1022 Can it get any more crazy?
James Taranto and Christopher Hitchens engage in a little name calling in today's Wall Street Journal (May 5, 2005). Taranto says he is not a Christian and not religious, but he is put off by the self-righteousness, close-mindedness, and contempt for democracy and pluralism of all that characterizes the opposition to the religious right.Hitchens also claims not to be a Christian, but has a laundry list of complaints and fears against "growing religious factions" trying to force government leaders to follow their position. He calls them "moral majority types," "Bible thumpers," "all-fired pious," "grotesque," "back stabbers," "crusaders" and "clericalist bigots."
Whoa! I've been a Christian all my life in liberal, traditional, and evangelical congregations. I can assure all the non-Christians (especially the bizarre, twisted thought that went into the current Harper's witch hunt which lowered that esteemed publication to the level of those pulpy newsprint things that report on three headed aliens) and Taranto and Hitchens types that there is no cabal or movement.
How do I know? You can't find three Christians in two churches that agree on anything--not baptism, work of the Holy Spirit, abortion, war, end times, environmentalism, divorce, parenting, vaccines or what to bring to the pitch-in- dinner. Last week we had at our church a Christian "long-age" (about 17 billion years) creationist. I happen to be a 6 day creationist myself, but I'm not going to tie my shorts in a knot over someone saved by the work of Jesus Christ who is confused about Genesis! The week before we had a beautiful Catholic mother whose son was murdered talk to us about the importance of forgiveness. So we don't see eye to eye on Mary; she could write the book on forgiveness and what hate can do to a person. Everyone in her Lutheran audience was crying.

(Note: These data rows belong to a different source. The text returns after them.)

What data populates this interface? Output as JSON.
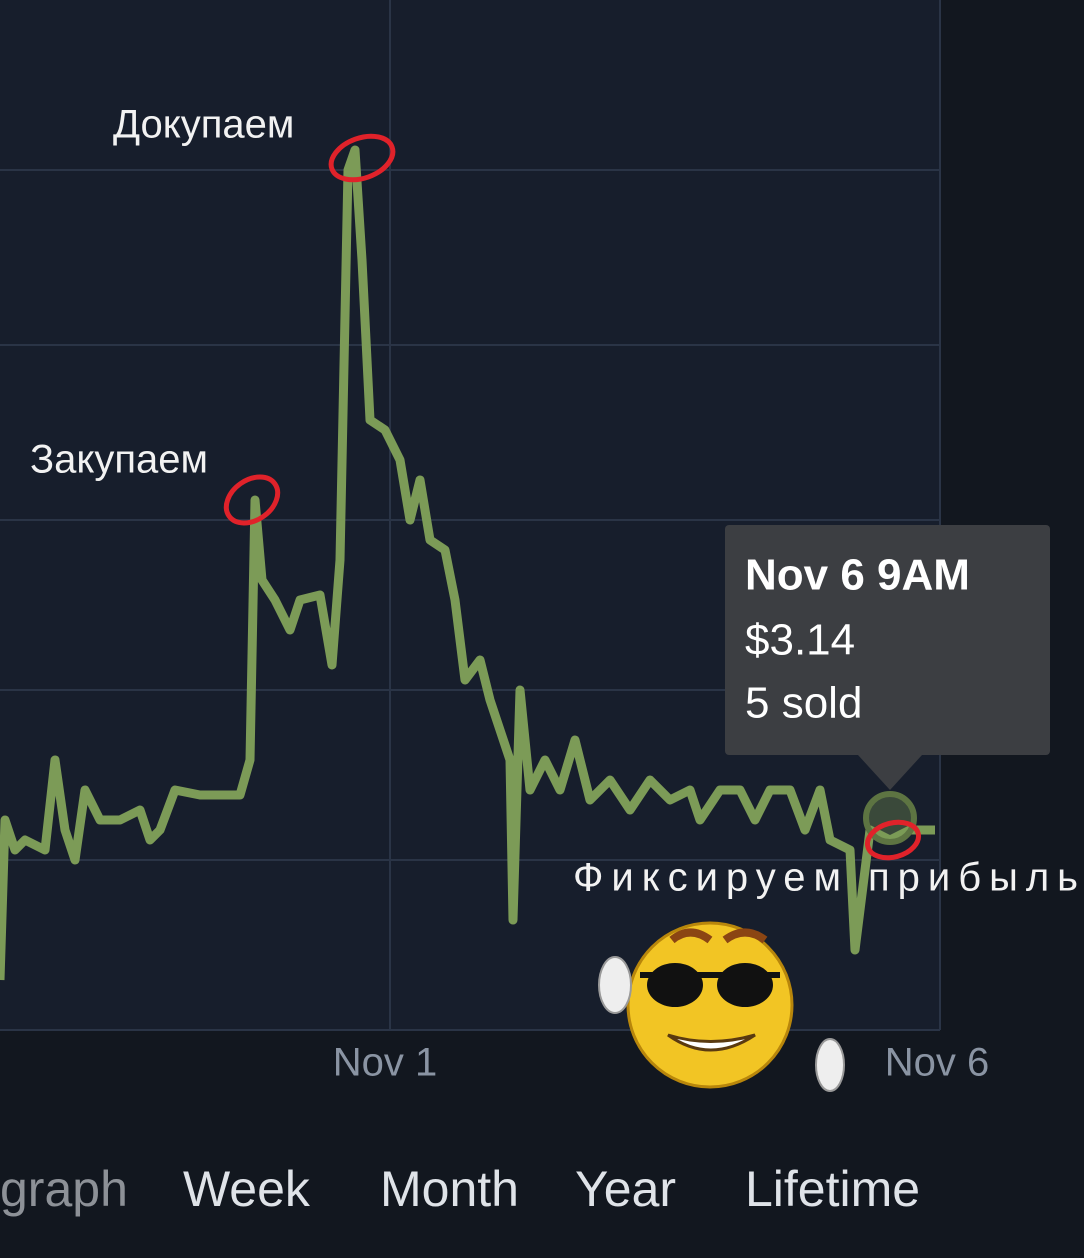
{
  "annotations": [
    "Докупаем",
    "Закупаем",
    "Фиксируем прибыль"
  ],
  "tooltip": {
    "date": "Nov 6 9AM",
    "price": "$3.14",
    "sold": "5 sold"
  },
  "x_labels": [
    "Nov 1",
    "Nov 6"
  ],
  "tabs": [
    "graph",
    "Week",
    "Month",
    "Year",
    "Lifetime"
  ]
}
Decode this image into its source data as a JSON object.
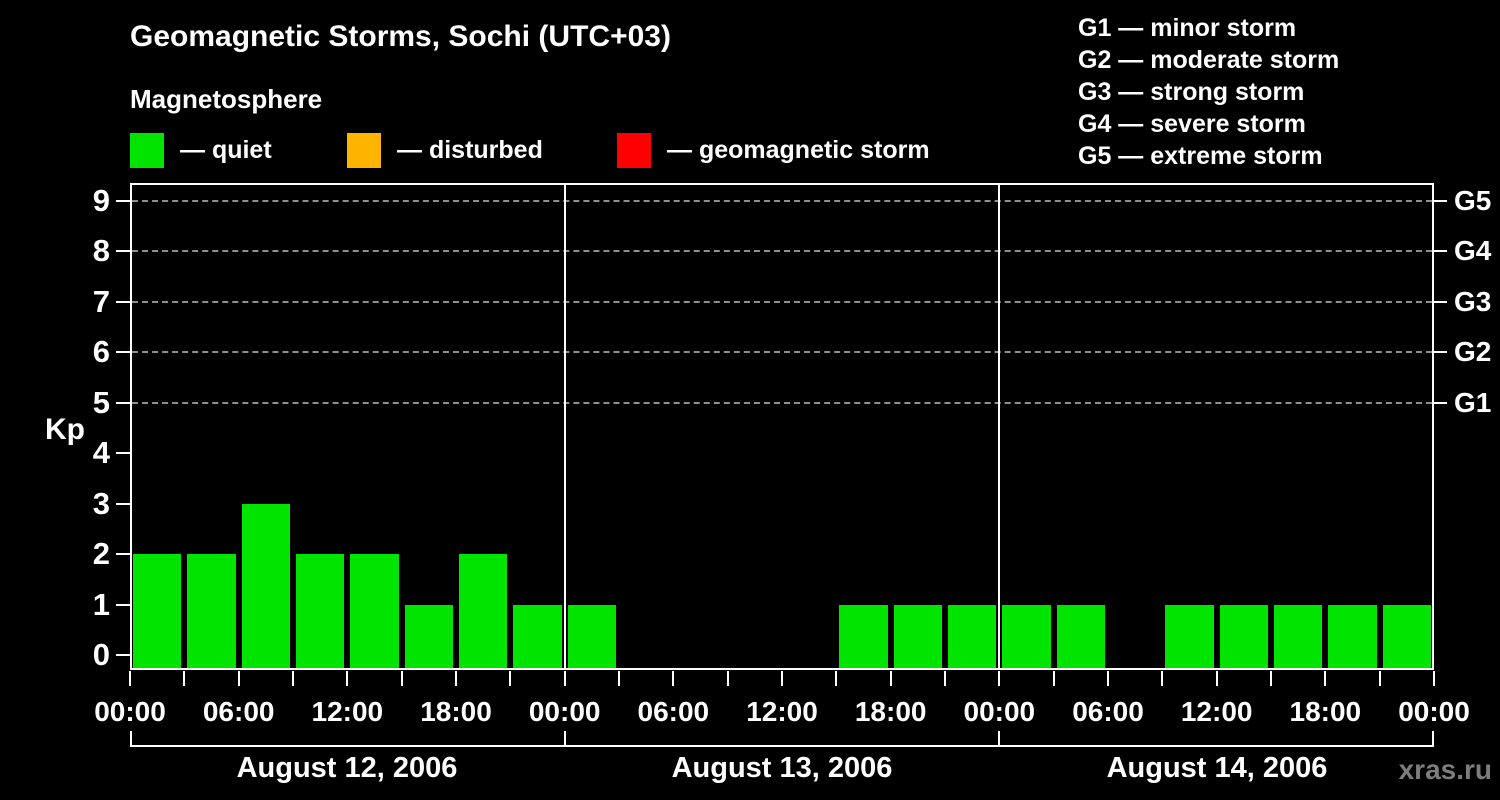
{
  "header": {
    "title": "Geomagnetic Storms, Sochi (UTC+03)",
    "subtitle": "Magnetosphere"
  },
  "legend": {
    "items": [
      {
        "name": "quiet",
        "label": "— quiet",
        "color": "#00E400"
      },
      {
        "name": "disturbed",
        "label": "— disturbed",
        "color": "#FFB400"
      },
      {
        "name": "storm",
        "label": "— geomagnetic storm",
        "color": "#FF0000"
      }
    ]
  },
  "g_legend": {
    "items": [
      "G1 — minor storm",
      "G2 — moderate storm",
      "G3 — strong storm",
      "G4 — severe storm",
      "G5 — extreme storm"
    ]
  },
  "watermark": "xras.ru",
  "chart_data": {
    "type": "bar",
    "title": "Geomagnetic Storms, Sochi (UTC+03)",
    "subtitle": "Magnetosphere",
    "ylabel": "Kp",
    "ylim": [
      0,
      9
    ],
    "y_ticks": [
      0,
      1,
      2,
      3,
      4,
      5,
      6,
      7,
      8,
      9
    ],
    "gridlines_at": [
      5,
      6,
      7,
      8,
      9
    ],
    "grid": "dashed, only at storm levels 5-9",
    "right_axis_labels": [
      {
        "label": "G5",
        "kp": 9
      },
      {
        "label": "G4",
        "kp": 8
      },
      {
        "label": "G3",
        "kp": 7
      },
      {
        "label": "G2",
        "kp": 6
      },
      {
        "label": "G1",
        "kp": 5
      }
    ],
    "interval_hours": 3,
    "x_tick_label_step_hours": 6,
    "x_tick_labels": [
      "00:00",
      "06:00",
      "12:00",
      "18:00",
      "00:00",
      "06:00",
      "12:00",
      "18:00",
      "00:00",
      "06:00",
      "12:00",
      "18:00",
      "00:00"
    ],
    "days": [
      {
        "date": "August 12, 2006",
        "kp_values": [
          2,
          2,
          3,
          2,
          2,
          1,
          2,
          1
        ]
      },
      {
        "date": "August 13, 2006",
        "kp_values": [
          1,
          0,
          0,
          0,
          0,
          1,
          1,
          1
        ]
      },
      {
        "date": "August 14, 2006",
        "kp_values": [
          1,
          1,
          0,
          1,
          1,
          1,
          1,
          1
        ]
      }
    ],
    "bar_color_rules": {
      "quiet_kp_max": 3,
      "disturbed_kp": 4,
      "storm_kp_min": 5
    },
    "colors": {
      "quiet": "#00E400",
      "disturbed": "#FFB400",
      "storm": "#FF0000"
    }
  }
}
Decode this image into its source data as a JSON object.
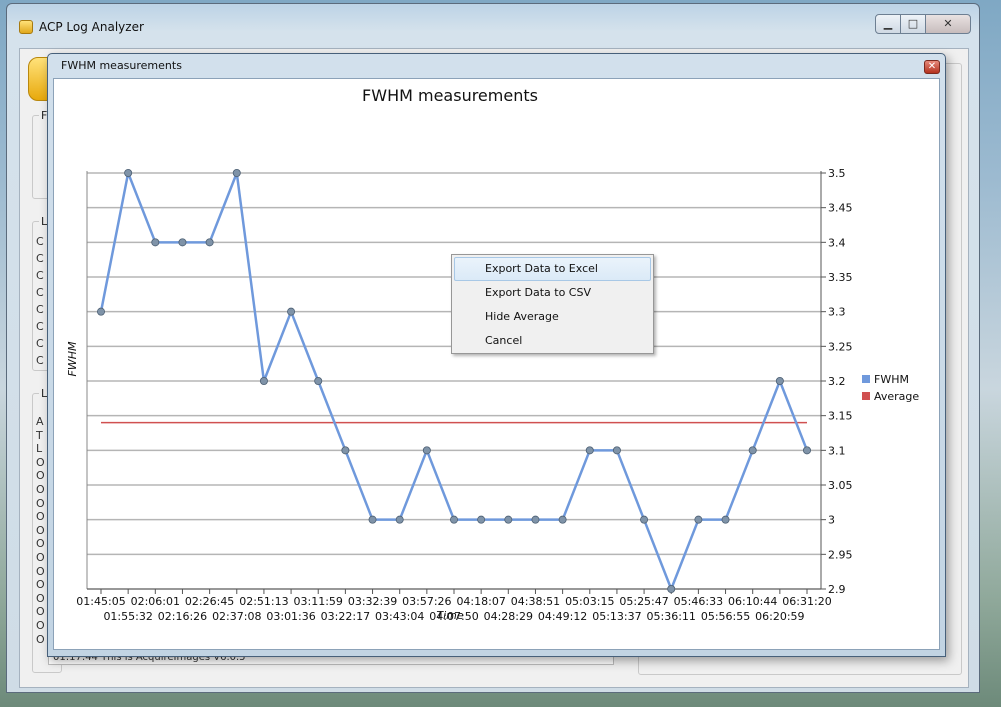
{
  "main_window": {
    "title": "ACP Log Analyzer",
    "caption_min": "▁",
    "caption_max": "□",
    "caption_close": "✕",
    "group_files": "Fi",
    "group_log": "Lo",
    "group_lines": "Lo",
    "ghost_lines_log": [
      "C",
      "C",
      "C",
      "C",
      "C",
      "C",
      "C",
      "C"
    ],
    "ghost_lines_lines": [
      "A",
      "T",
      "L",
      "O",
      "O",
      "O",
      "O",
      "O",
      "O",
      "O",
      "O",
      "O",
      "O",
      "O",
      "O",
      "O",
      "O"
    ],
    "bottom_log_line": "01:17:44 This is AcquireImages V6.0.5"
  },
  "dialog": {
    "title": "FWHM measurements",
    "close": "✕"
  },
  "context_menu": {
    "items": [
      {
        "label": "Export Data to Excel",
        "highlighted": true
      },
      {
        "label": "Export Data to CSV",
        "highlighted": false
      },
      {
        "label": "Hide Average",
        "highlighted": false
      },
      {
        "label": "Cancel",
        "highlighted": false
      }
    ]
  },
  "colors": {
    "fwhm_line": "#6f99dc",
    "average_line": "#d05050",
    "marker_fill": "#7f93a8",
    "grid": "#b5b5b5"
  },
  "chart_data": {
    "type": "line",
    "title": "FWHM measurements",
    "xlabel": "Time",
    "ylabel": "FWHM",
    "ylim": [
      2.9,
      3.5
    ],
    "y_axis_side": "right",
    "y_ticks": [
      "3.5",
      "3.45",
      "3.4",
      "3.35",
      "3.3",
      "3.25",
      "3.2",
      "3.15",
      "3.1",
      "3.05",
      "3",
      "2.95",
      "2.9"
    ],
    "x": [
      "01:45:05",
      "01:55:32",
      "02:06:01",
      "02:16:26",
      "02:26:45",
      "02:37:08",
      "02:51:13",
      "03:01:36",
      "03:11:59",
      "03:22:17",
      "03:32:39",
      "03:43:04",
      "03:57:26",
      "04:07:50",
      "04:18:07",
      "04:28:29",
      "04:38:51",
      "04:49:12",
      "05:03:15",
      "05:13:37",
      "05:25:47",
      "05:36:11",
      "05:46:33",
      "05:56:55",
      "06:10:44",
      "06:20:59",
      "06:31:20"
    ],
    "series": [
      {
        "name": "FWHM",
        "values": [
          3.3,
          3.5,
          3.4,
          3.4,
          3.4,
          3.5,
          3.2,
          3.3,
          3.2,
          3.1,
          3.0,
          3.0,
          3.1,
          3.0,
          3.0,
          3.0,
          3.0,
          3.0,
          3.1,
          3.1,
          3.0,
          2.9,
          3.0,
          3.0,
          3.1,
          3.2,
          3.1
        ]
      },
      {
        "name": "Average",
        "values": [
          3.14,
          3.14,
          3.14,
          3.14,
          3.14,
          3.14,
          3.14,
          3.14,
          3.14,
          3.14,
          3.14,
          3.14,
          3.14,
          3.14,
          3.14,
          3.14,
          3.14,
          3.14,
          3.14,
          3.14,
          3.14,
          3.14,
          3.14,
          3.14,
          3.14,
          3.14,
          3.14
        ]
      }
    ],
    "legend_position": "right",
    "grid": true
  }
}
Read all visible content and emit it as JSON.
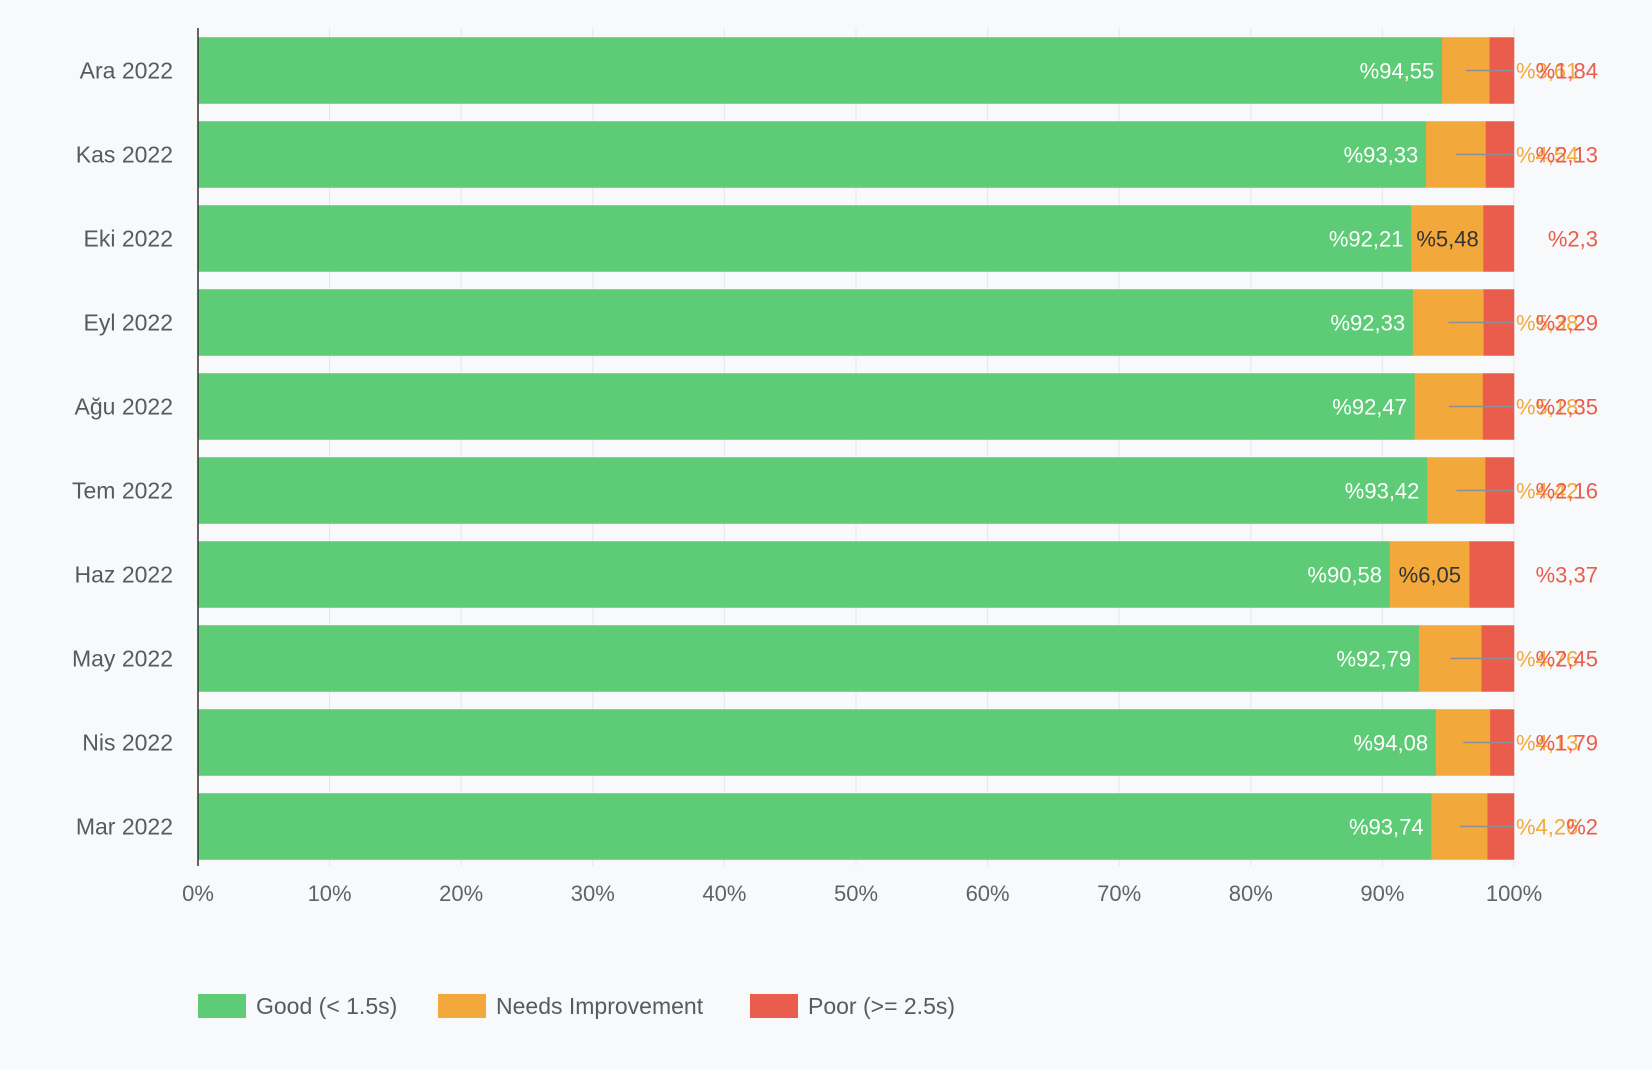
{
  "chart_data": {
    "type": "bar",
    "orientation": "horizontal",
    "stacked": true,
    "normalized_percent": true,
    "categories": [
      "Ara 2022",
      "Kas 2022",
      "Eki 2022",
      "Eyl 2022",
      "Ağu 2022",
      "Tem 2022",
      "Haz 2022",
      "May 2022",
      "Nis 2022",
      "Mar 2022"
    ],
    "series": [
      {
        "name": "Good (< 1.5s)",
        "color": "#5ecb76",
        "values": [
          94.55,
          93.33,
          92.21,
          92.33,
          92.47,
          93.42,
          90.58,
          92.79,
          94.08,
          93.74
        ],
        "labels": [
          "%94,55",
          "%93,33",
          "%92,21",
          "%92,33",
          "%92,47",
          "%93,42",
          "%90,58",
          "%92,79",
          "%94,08",
          "%93,74"
        ]
      },
      {
        "name": "Needs Improvement",
        "color": "#f3a83b",
        "values": [
          3.61,
          4.54,
          5.48,
          5.38,
          5.18,
          4.42,
          6.05,
          4.76,
          4.13,
          4.26
        ],
        "labels": [
          "%3,61",
          "%4,54",
          "%5,48",
          "%5,38",
          "%5,18",
          "%4,42",
          "%6,05",
          "%4,76",
          "%4,13",
          "%4,26"
        ]
      },
      {
        "name": "Poor (>= 2.5s)",
        "color": "#ea5d4d",
        "values": [
          1.84,
          2.13,
          2.3,
          2.29,
          2.35,
          2.16,
          3.37,
          2.45,
          1.79,
          2
        ],
        "labels": [
          "%1,84",
          "%2,13",
          "%2,3",
          "%2,29",
          "%2,35",
          "%2,16",
          "%3,37",
          "%2,45",
          "%1,79",
          "%2"
        ]
      }
    ],
    "x_ticks": [
      "0%",
      "10%",
      "20%",
      "30%",
      "40%",
      "50%",
      "60%",
      "70%",
      "80%",
      "90%",
      "100%"
    ],
    "xlim": [
      0,
      100
    ],
    "grid": true,
    "legend": "bottom-left"
  },
  "legend": {
    "items": [
      {
        "label": "Good (< 1.5s)",
        "color": "#5ecb76"
      },
      {
        "label": "Needs Improvement",
        "color": "#f3a83b"
      },
      {
        "label": "Poor (>= 2.5s)",
        "color": "#ea5d4d"
      }
    ]
  }
}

If you're so worried about the "religious right" (a strawman invented by a displaced and powerless left), drop by Barna.org and see what flimsy beliefs undergird people who identify themselves as born again or evangelical "Christian." You can point all the fingers you want at the political right, but be careful about throwing in the adjective "Christian." That just makes you a religious bigot.